Selon l’article L. 3212-1 du code de la santé publique, une personne atteinte de troubles mentaux ne peut être admise en soins psychiatriques sans son consentement sur la décision du directeur d’un établissement psychiatrique que si :
1° ses troubles rendent impossible son consentement ;
2° son état impose des soins immédiats assortis soit d’une surveillance médicale constante justifiant une hospitalisation complète, soit d’une surveillance médicale régulière justifiant une prise en charge sous une autre forme.
Le magistrat en charge du contrôle des mesures privatives ou restrictives de libertés prévues par le CSP – Mesures de soins psychiatriques sans consentement doit contrôler en application de l’article L3216-1 du code de la santé publique la régularité des décisions administratives prises en matière d’hospitalisation complète.

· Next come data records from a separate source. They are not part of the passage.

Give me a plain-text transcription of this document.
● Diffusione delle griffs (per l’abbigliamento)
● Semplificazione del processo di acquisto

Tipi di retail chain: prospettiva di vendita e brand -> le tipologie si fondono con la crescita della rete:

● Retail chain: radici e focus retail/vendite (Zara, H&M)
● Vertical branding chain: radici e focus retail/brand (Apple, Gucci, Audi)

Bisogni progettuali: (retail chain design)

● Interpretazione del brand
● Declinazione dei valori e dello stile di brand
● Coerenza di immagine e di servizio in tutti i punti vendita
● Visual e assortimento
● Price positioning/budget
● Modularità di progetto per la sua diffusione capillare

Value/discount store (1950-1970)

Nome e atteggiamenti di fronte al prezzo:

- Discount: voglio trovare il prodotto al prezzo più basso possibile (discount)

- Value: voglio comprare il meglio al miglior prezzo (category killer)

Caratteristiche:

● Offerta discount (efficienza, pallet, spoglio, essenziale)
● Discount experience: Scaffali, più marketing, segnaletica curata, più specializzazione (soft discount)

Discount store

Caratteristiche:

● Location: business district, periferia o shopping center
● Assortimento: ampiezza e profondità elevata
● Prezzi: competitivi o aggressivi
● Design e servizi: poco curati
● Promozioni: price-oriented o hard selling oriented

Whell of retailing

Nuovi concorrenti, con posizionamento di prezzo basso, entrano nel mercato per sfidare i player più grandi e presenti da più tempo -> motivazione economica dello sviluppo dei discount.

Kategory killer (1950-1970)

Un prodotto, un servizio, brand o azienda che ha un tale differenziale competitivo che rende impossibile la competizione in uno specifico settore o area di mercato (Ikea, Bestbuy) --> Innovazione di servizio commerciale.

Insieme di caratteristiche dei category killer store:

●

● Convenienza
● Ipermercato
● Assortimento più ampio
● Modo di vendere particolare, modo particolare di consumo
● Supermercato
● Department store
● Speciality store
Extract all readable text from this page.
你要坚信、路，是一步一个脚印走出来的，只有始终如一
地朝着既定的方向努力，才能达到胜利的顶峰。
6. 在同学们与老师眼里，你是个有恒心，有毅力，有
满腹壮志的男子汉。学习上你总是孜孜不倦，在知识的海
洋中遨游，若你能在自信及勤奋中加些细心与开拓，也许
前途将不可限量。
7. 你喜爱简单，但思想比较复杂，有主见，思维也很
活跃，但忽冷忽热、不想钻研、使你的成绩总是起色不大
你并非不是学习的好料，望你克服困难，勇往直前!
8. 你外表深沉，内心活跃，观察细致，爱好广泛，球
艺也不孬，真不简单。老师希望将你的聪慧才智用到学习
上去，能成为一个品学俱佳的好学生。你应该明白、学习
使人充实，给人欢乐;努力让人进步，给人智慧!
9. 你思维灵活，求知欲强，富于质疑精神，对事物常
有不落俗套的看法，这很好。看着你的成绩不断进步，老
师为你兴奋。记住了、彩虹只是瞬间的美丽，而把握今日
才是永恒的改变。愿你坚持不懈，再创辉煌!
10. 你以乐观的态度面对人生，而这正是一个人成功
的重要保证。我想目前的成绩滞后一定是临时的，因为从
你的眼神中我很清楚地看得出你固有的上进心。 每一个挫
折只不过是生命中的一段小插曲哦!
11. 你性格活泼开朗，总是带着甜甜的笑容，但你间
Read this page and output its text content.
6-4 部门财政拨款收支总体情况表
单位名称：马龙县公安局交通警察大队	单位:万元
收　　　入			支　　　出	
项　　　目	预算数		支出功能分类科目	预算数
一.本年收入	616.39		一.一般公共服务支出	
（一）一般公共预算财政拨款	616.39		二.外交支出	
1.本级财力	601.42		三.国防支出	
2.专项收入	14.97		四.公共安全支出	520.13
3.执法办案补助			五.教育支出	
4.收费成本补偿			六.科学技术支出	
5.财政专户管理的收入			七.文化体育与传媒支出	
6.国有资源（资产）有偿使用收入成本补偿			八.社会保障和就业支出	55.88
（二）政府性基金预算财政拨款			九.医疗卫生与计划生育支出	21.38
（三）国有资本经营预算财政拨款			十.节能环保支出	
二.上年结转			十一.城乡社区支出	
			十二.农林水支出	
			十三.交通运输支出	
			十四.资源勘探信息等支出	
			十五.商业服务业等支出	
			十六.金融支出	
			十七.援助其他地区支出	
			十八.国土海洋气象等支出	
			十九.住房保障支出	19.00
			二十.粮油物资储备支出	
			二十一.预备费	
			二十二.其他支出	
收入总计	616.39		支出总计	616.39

En application de l’article L3211-3 du code de la santé publique il doit aussi veiller à ce que les restrictions à l’exercice des libertés individuelles du patient soient adaptées, nécessaires et proportionnées à son état mental et à la mise en œuvre du traitement requis.
Le juge ne peut dans le cadre de son contrôle se substituer à l’autorité médicale s’agissant de l’évaluation du consentement du patient, du diagnostic posé ou des soins.
Par deux décisions n° 2021-912, 913 et 914 QPC du 4 juin 2021, le Conseil constitutionnel est venu une nouvelle fois censurer le dispositif issu de sa décision n°2020-844 QPC du 19/06/2020 et ayant donné lieu à l’adoption de l’article 84 de la loi de financement de la Sécurité Sociale le 30/11/2020 (parution au JO le 15/12/2020) modifiant l’article L3222-5-1 du Code de la Santé Publique.
Le Conseil constitutionnel souligne qu'« aucune disposition législative ne soumet le maintien à l’isolement ou sous contention au-delà d’une certaine durée à l’intervention systématique du juge judiciaire, conformément aux exigences de l’article 66 de la Constitution ». Il a déclaré inconstitutionnelle les dispositions du troisième alinéa du paragraphe II de l’article L3222-5-1 du CSP au motif qu’aucune disposition législative ne soumet le maintien à l’isolement ou sous contention au delà d’une certaine durée à l’intervention SYSTEMATIQUE du juge judiciaire conformément à l’article 66 de la Constitution avec report au 31/12/2021 de la date d’abrogation des dispositions contestées.
L’article 3 de la loi renforçant les outils de gestion de la crise sanitaire adoptée le 16/12/2022, non censuré par le conseil constitutionnel dans sa décision 2022-835 DC du 21/01/2022, promulguée par le Président de la République le 22/01/2022 et publiée au JO de la République le dimanche 23/01/2022, est entrée en vigueur le lundi 24/01/2022.
Un contrôle systématique ainsi organisé par le texte compte tenu de l’inconstitutionnalité du texte précédemment en vigueur, s’applique depuis le 24/01/2022 comme étant plus protecteur des droits des personnes et compte tenu de l’inconstitutionnalité des dispositions antérieures.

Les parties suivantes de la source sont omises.